As shown in the diagram, while offline evaluation is essential for initial model validation and refinement, A/B experimentation provides the real-world testing needed to ensure the AI application performs effectively and fairly in practice. Together, they form a comprehensive approach to developing robust, safe, and user-friendly AI applications.
Scale AI applications with Azure AI evaluations and online A/B experimentation using CI/CD workflows
We're significantly simplifying the evaluation and A/B experimentation process with GitHub Actions that can be integrated seamlessly into existing CI/CD workflows in GitHub. In your CI workflows, you can now use our Azure AI Evaluation GitHub Action to run manual or automated evaluations after changes are committed using the Azure AI Evaluation SDK to compute metrics such as coherence and fluency.
Using the Online Experimentation GitHub Action (preview), you can integrate A/B experimentation into your continuous deployment (CD) workflows. You can use this feature to automatically create and analyze A/B experiments with built-in AI model metrics and custom metrics as part of your CD workflows after successful deployment. Additionally, you can use the GitHub Copilot for Azure plugin to assist with experimentation, create metrics, and support decision-making.
Important
Online experimentation is available through a limited access preview. Request access to learn more.
Azure AI Partners
You're also welcome to use your own A/B experimentation provider to run experiments on your AI applications. There are several solutions to choose from available in Azure Marketplace:
Statsig
Statsig is experimentation platform for Product, Engineering, and Data Science teams that connects the features you build to the business metrics you care about. Statsig powers automatic A/B tests and experiments for web and mobile applications, giving teams a comprehensive view of which features are driving impact (and which aren't). To simplify experimentation with Azure AI, Statsig has published SDKs built on top of the Azure AI SDK and Azure AI Inference API that makes it easier for Statsig customers to run experiments.

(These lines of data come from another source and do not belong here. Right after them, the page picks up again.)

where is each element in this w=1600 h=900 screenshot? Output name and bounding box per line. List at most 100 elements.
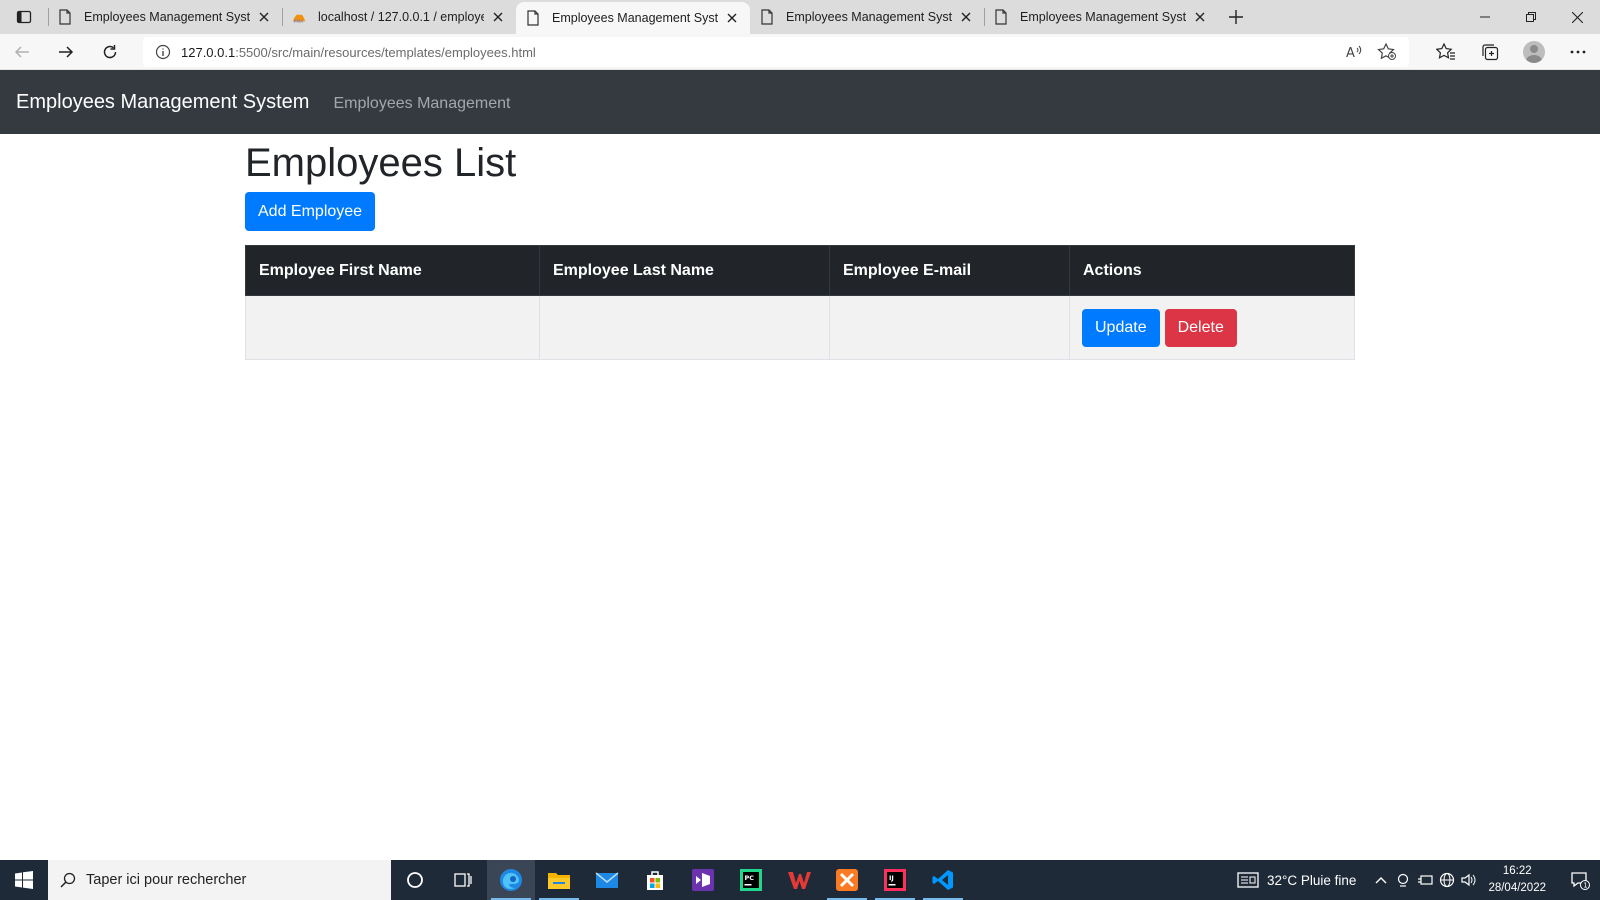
browser-tab[interactable]: Employees Management System <box>48 0 282 34</box>
task-view-button[interactable] <box>439 860 487 900</box>
start-button[interactable] <box>0 860 48 900</box>
arrow-right-icon <box>59 45 74 58</box>
page-icon <box>527 10 539 26</box>
taskbar-app-intellij[interactable]: IJ <box>871 860 919 900</box>
visual-studio-icon <box>692 869 714 891</box>
camera-icon <box>1398 873 1409 887</box>
tab-title: Employees Management System <box>786 10 952 24</box>
add-favorite-icon[interactable] <box>1377 43 1397 61</box>
tab-title: localhost / 127.0.0.1 / employee <box>318 10 484 24</box>
cortana-icon <box>407 872 423 888</box>
close-tab-icon[interactable] <box>958 9 974 25</box>
close-tab-icon[interactable] <box>256 9 272 25</box>
url-host: 127.0.0.1 <box>181 44 236 60</box>
svg-text:PC: PC <box>745 874 755 882</box>
url-tools: A <box>1345 37 1397 67</box>
search-placeholder: Taper ici pour rechercher <box>86 872 247 888</box>
taskbar-app-file-explorer[interactable] <box>535 860 583 900</box>
browser-tab-strip: Employees Management System PMA localhos… <box>0 0 1600 34</box>
minimize-icon <box>1480 16 1490 18</box>
intellij-icon: IJ <box>884 869 906 891</box>
column-header-email: Employee E-mail <box>829 245 1070 296</box>
news-weather-icon <box>1237 872 1259 888</box>
page-icon <box>995 9 1007 25</box>
new-tab-button[interactable] <box>1218 0 1254 34</box>
cell-first-name <box>245 295 540 360</box>
taskbar-clock[interactable]: 16:22 28/04/2022 <box>1488 863 1546 897</box>
table-header-row: Employee First Name Employee Last Name E… <box>245 245 1355 296</box>
close-tab-icon[interactable] <box>724 10 740 26</box>
employees-table: Employee First Name Employee Last Name E… <box>245 245 1355 360</box>
browser-toolbar: 127.0.0.1:5500/src/main/resources/templa… <box>0 34 1600 70</box>
svg-text:A: A <box>1346 46 1355 60</box>
taskbar-app-edge[interactable] <box>487 860 535 900</box>
favorites-button[interactable] <box>1424 34 1468 70</box>
notification-icon: 1 <box>1571 872 1590 890</box>
browser-tab-active[interactable]: Employees Management System <box>516 2 750 34</box>
refresh-button[interactable] <box>88 34 132 70</box>
cell-actions: Update Delete <box>1069 295 1355 360</box>
taskbar-app-visual-studio[interactable] <box>679 860 727 900</box>
meet-now-button[interactable] <box>1392 860 1414 900</box>
forward-button[interactable] <box>44 34 88 70</box>
volume-button[interactable] <box>1458 860 1480 900</box>
weather-widget[interactable]: 32°C Pluie fine <box>1237 871 1356 889</box>
mail-icon <box>595 872 619 888</box>
network-button[interactable] <box>1436 860 1458 900</box>
taskbar-app-vscode[interactable] <box>919 860 967 900</box>
svg-text:IJ: IJ <box>889 874 894 882</box>
show-hidden-icons-button[interactable] <box>1370 860 1392 900</box>
close-tab-icon[interactable] <box>1192 9 1208 25</box>
taskbar-app-store[interactable] <box>631 860 679 900</box>
close-tab-icon[interactable] <box>490 9 506 25</box>
more-icon <box>1570 50 1586 54</box>
collections-button[interactable] <box>1468 34 1512 70</box>
vscode-icon <box>932 870 953 890</box>
page-title: Employees List <box>245 141 517 185</box>
taskbar-app-mail[interactable] <box>583 860 631 900</box>
cell-email <box>829 295 1070 360</box>
refresh-icon <box>103 44 117 58</box>
clock-time: 16:22 <box>1502 865 1532 877</box>
notification-center-button[interactable]: 1 <box>1560 860 1600 900</box>
avatar <box>1523 41 1545 63</box>
read-aloud-icon[interactable]: A <box>1345 44 1363 60</box>
close-icon <box>1571 11 1583 23</box>
browser-right-tools <box>1424 34 1600 70</box>
update-button[interactable]: Update <box>1082 308 1160 347</box>
column-header-actions: Actions <box>1069 245 1355 296</box>
taskbar-app-pycharm[interactable]: PC <box>727 860 775 900</box>
back-button[interactable] <box>0 34 44 70</box>
restore-button[interactable] <box>1508 0 1554 34</box>
xampp-icon <box>836 869 858 891</box>
info-icon[interactable] <box>155 44 171 60</box>
browser-tab[interactable]: Employees Management System <box>750 0 984 34</box>
taskbar-search[interactable]: Taper ici pour rechercher <box>48 860 391 900</box>
taskbar-app-wps-office[interactable] <box>775 860 823 900</box>
cell-last-name <box>539 295 830 360</box>
chevron-up-icon <box>1375 877 1387 884</box>
search-icon <box>60 872 76 888</box>
close-window-button[interactable] <box>1554 0 1600 34</box>
tab-actions-button[interactable] <box>0 0 48 34</box>
speaker-icon <box>1461 873 1476 887</box>
add-employee-button[interactable]: Add Employee <box>245 192 376 231</box>
taskbar-app-xampp[interactable] <box>823 860 871 900</box>
nav-link-employees-management[interactable]: Employees Management <box>333 95 510 113</box>
battery-button[interactable] <box>1414 860 1436 900</box>
address-bar[interactable]: 127.0.0.1:5500/src/main/resources/templa… <box>143 37 1409 67</box>
minimize-button[interactable] <box>1462 0 1508 34</box>
store-icon <box>647 871 663 890</box>
settings-menu-button[interactable] <box>1556 34 1600 70</box>
profile-button[interactable] <box>1512 34 1556 70</box>
window-controls <box>1462 0 1600 34</box>
app-navbar: Employees Management System Employees Ma… <box>0 70 1600 134</box>
table-row: Update Delete <box>245 295 1355 360</box>
cortana-button[interactable] <box>391 860 439 900</box>
delete-button[interactable]: Delete <box>1164 308 1237 347</box>
navbar-brand[interactable]: Employees Management System <box>16 91 309 114</box>
page-icon <box>761 9 773 25</box>
browser-tab[interactable]: Employees Management System <box>984 0 1218 34</box>
task-view-icon <box>454 873 472 887</box>
browser-tab[interactable]: PMA localhost / 127.0.0.1 / employee <box>282 0 516 34</box>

Other A/B Experimentation Providers
Split.io
Split.io enables you to set up feature flags and safely deploy to production, controlling who sees which features and when. You can also connect every flag to contextual data, so you know if your features are making things better or worse, and act without hesitation. With Split's Microsoft integrations, we're helping development teams manage feature flags, monitor release performance, experiment, and surface data to make ongoing, data-driven decisions.
LaunchDarkly
LaunchDarkly is a feature management and experimentation platform built with software developers in mind. It enables you to manage feature flags on a large scale, run A/B tests and experiments, and progressively deliver software to ship with confidence.